Camus è stato, e per certi versi
lo è ancora, un personaggio scomodo, schivo, ossessionato negli ultimi anni
dall’idea della felicità. L’infanzia dei quartieri poveri algerini, il
successivo trasferimento in Francia all’inizio degli anni ’40, la
frequentazione degli ambienti letterari ed artistici, il premio Nobel. Sono solo
alcune tappe.
Lo Straniero è datato 1942,
uscito a poca distanza da Il mito di
Sisifo. Queste due opere, insieme a Caligola e a Il Malinteso, costituiranno il
cosiddetto ciclo dell’assurdo.
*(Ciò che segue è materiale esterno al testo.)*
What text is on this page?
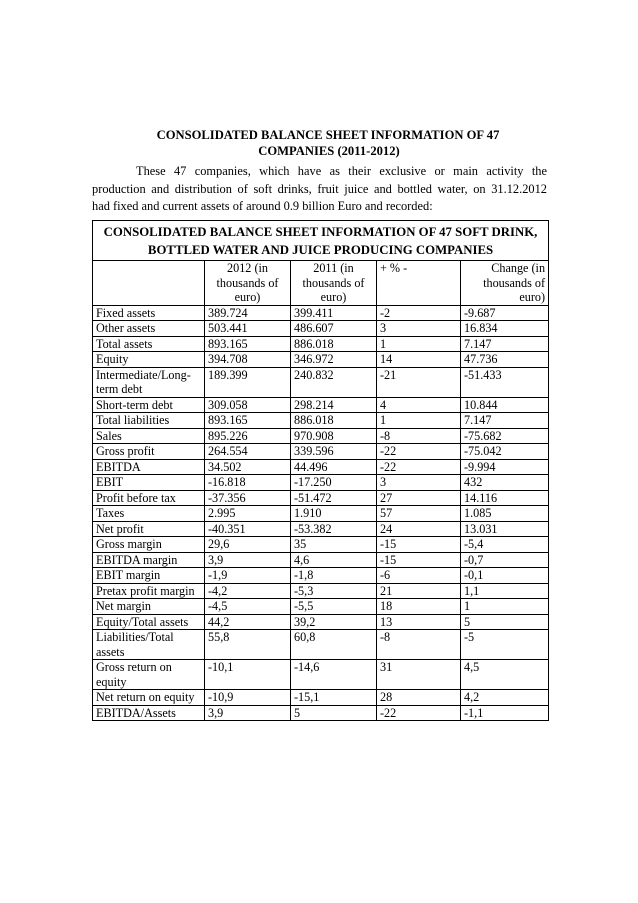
CONSOLIDATED BALANCE SHEET INFORMATION OF 47
COMPANIES (2011-2012)
These 47 companies, which have as their exclusive or main activity the
production and distribution of soft drinks, fruit juice and bottled water, on 31.12.2012
had fixed and current assets of around 0.9 billion Euro and recorded:
CONSOLIDATED BALANCE SHEET INFORMATION OF 47 SOFT DRINK, BOTTLED WATER AND JUICE PRODUCING COMPANIES				
	2012 (in thousands of euro)	2011 (in thousands of euro)	+ % -	Change (in thousands of euro)
Fixed assets	389.724	399.411	-2	-9.687
Other assets	503.441	486.607	3	16.834
Total assets	893.165	886.018	1	7.147
Equity	394.708	346.972	14	47.736
Intermediate/Long-term debt	189.399	240.832	-21	-51.433
Short-term debt	309.058	298.214	4	10.844
Total liabilities	893.165	886.018	1	7.147
Sales	895.226	970.908	-8	-75.682
Gross profit	264.554	339.596	-22	-75.042
EBITDA	34.502	44.496	-22	-9.994
EBIT	-16.818	-17.250	3	432
Profit before tax	-37.356	-51.472	27	14.116
Taxes	2.995	1.910	57	1.085
Net profit	-40.351	-53.382	24	13.031
Gross margin	29,6	35	-15	-5,4
EBITDA margin	3,9	4,6	-15	-0,7
EBIT margin	-1,9	-1,8	-6	-0,1
Pretax profit margin	-4,2	-5,3	21	1,1
Net margin	-4,5	-5,5	18	1
Equity/Total assets	44,2	39,2	13	5
Liabilities/Total assets	55,8	60,8	-8	-5
Gross return on equity	-10,1	-14,6	31	4,5
Net return on equity	-10,9	-15,1	28	4,2
EBITDA/Assets	3,9	5	-22	-1,1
L’assurdo per
Camus è la stessa separazione dell’uomo dal mondo, una sensibilità più
che una questione filosofica. “Non voglio mentire – scriveva Camus - , nè che
mi si menta, voglio portare la lucidità fino alla fine.” Il mentire è separarsi
dal mondo. “È nella misura in cui io mi separo dal mondo che ho paura della
morte.”
L’assurdo è appunto nella
separazione tra bisogni ideali e vita reale. In questo divorzio il vivere non
appare né razionale né familiare. Si tratta di un divorzio perché l’assurdo non
nasce dalla comparazione tra elementi ma dal loro confronto. L’uomo si trova
denudato di fronte a questa assurdità, ma con essa deve convivere. É l’unico
senso che può dare alla propria esistenza.